Writing well often depends on reading well, which means studying a poem or manuscript that you really like to see what works and why. To do this, try asking questions of the text. For instance: Why did the poet or writer use that particular form, structure, setting, viewpoint, character, or ____ (fill in the blank)? What effect did this decision have on the poem or manuscript?
Analyze each of those techniques to give yourself more information about what works well and what does not. Ask, for instance, if the style is formal, loose, or chatty. Does the poem or manuscript have a rhythmic flow when you read the piece aloud? What words jump out? Do they add emphasis or reinforce a sound effect or encourage readers to think more about the topic?
Also notice sensory details. Analyze whether the poet or writer relied more on the sense of sound, sight, smell, taste, touch, or feeling. A well-written poem or manuscript might tap into all of the senses.

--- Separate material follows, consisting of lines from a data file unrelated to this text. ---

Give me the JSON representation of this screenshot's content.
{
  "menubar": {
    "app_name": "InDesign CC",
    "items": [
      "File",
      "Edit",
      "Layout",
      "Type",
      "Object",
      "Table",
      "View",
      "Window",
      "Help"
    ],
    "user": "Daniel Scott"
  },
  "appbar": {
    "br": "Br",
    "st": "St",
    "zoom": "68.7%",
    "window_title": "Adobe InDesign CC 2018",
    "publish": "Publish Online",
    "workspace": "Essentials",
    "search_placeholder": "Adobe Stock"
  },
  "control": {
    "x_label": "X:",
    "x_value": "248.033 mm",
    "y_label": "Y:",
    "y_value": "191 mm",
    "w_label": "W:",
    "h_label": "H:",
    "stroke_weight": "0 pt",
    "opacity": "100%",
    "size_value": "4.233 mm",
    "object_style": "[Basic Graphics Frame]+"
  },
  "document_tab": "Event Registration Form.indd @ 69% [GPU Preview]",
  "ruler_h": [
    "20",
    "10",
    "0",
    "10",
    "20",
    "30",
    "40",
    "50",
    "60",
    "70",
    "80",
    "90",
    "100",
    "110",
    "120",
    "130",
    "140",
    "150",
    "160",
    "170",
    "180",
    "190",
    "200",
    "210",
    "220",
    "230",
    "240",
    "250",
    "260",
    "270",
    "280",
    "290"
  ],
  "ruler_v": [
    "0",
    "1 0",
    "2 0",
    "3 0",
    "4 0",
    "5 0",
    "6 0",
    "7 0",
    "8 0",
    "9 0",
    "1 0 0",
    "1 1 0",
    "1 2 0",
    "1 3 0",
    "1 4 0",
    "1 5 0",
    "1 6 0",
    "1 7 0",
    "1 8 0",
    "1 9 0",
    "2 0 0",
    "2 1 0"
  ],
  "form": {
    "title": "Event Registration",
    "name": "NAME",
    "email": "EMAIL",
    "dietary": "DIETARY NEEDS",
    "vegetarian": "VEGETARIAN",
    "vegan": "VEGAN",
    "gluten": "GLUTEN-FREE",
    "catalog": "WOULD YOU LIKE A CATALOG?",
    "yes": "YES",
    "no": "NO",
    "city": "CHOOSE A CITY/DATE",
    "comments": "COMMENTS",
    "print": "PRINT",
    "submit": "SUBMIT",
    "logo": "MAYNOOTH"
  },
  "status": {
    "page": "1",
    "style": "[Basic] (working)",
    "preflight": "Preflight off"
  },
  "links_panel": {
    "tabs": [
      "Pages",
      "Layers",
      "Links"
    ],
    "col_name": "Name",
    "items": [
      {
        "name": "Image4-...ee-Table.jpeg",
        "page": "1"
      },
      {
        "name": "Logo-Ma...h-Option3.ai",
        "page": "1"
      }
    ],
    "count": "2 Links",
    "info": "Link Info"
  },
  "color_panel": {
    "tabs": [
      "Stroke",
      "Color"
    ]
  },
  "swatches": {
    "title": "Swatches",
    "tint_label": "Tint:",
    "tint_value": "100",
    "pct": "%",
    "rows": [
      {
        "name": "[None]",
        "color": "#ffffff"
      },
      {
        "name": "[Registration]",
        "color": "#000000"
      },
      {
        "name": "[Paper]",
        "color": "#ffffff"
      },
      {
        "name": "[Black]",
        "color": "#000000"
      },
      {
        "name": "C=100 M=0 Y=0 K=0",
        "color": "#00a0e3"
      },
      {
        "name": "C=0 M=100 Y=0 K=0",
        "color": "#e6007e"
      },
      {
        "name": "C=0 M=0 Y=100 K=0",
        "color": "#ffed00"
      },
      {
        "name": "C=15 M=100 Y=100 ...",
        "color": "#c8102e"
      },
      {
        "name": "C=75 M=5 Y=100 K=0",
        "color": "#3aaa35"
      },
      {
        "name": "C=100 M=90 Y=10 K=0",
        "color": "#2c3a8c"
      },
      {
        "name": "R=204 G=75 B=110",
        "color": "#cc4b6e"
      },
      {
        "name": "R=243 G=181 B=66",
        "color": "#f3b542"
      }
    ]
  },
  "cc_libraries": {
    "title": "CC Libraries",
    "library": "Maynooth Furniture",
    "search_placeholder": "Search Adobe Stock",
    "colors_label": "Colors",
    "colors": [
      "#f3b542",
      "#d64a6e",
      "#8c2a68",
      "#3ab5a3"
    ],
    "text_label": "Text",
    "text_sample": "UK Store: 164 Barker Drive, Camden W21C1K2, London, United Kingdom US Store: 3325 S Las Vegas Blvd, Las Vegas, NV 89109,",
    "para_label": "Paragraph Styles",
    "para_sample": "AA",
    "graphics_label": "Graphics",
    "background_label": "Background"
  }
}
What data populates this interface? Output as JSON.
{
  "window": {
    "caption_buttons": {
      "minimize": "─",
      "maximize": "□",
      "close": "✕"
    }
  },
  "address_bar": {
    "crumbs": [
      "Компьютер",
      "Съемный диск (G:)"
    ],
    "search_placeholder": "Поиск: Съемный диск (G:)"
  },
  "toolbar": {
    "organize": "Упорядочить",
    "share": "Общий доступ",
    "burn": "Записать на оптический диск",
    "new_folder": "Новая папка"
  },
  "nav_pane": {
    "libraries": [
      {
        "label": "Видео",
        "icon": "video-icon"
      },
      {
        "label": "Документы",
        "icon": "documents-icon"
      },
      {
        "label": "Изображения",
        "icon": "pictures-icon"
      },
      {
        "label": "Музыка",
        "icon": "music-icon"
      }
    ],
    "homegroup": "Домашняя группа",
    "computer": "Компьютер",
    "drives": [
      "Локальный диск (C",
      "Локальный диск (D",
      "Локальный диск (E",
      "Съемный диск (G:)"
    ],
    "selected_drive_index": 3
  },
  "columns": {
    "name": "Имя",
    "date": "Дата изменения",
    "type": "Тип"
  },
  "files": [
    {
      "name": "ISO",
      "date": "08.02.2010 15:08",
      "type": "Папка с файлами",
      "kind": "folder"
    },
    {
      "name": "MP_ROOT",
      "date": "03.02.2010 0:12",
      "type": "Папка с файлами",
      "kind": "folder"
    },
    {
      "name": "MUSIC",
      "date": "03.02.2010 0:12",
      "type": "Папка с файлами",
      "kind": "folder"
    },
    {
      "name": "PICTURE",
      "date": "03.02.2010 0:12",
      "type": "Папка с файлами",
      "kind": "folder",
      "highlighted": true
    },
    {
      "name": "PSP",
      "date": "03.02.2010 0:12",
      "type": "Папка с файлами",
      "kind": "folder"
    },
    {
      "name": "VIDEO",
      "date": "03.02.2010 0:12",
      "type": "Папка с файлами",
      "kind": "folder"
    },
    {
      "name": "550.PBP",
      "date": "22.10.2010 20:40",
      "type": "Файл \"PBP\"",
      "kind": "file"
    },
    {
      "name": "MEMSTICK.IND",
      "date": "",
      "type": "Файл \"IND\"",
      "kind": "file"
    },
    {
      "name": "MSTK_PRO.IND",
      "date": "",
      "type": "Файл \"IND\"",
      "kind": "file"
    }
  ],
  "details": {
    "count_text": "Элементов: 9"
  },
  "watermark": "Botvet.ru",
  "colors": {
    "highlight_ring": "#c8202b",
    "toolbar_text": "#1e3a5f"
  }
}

Notice the viewpoint or perspective, too. Does anything seem fresh or memorable? If so, what? Be specific. Also ask what would happen if a first person poem or story (I, me, mine, we) were written in second person (you) or third person (he, she, his, hers, them, they.)
Asking questions of a poem or manuscript may seem awkward at first, but your interrogation skills will improve with practice. To ease the task, start with a book, story, article, or poem that you think is poorly written, then focus on the flaws. Identify each as clearly as you can. For instance, you might think a children’s picture book text or a short story for adults has too many characters doing too many things in too short a space. Or maybe a nonfiction article rambles too much to clarify the points. Or maybe you just don’t believe the characters in a novel.
As you precisely identify any flaws, you will begin to read like a writer. More importantly, the process will help you to be less apt to make the same mistakes yourself. If, however, you suspect your work of a similar problem, just ask questions of the poem or manuscript. See what’s not working and why. Then correct those mistakes as you revise.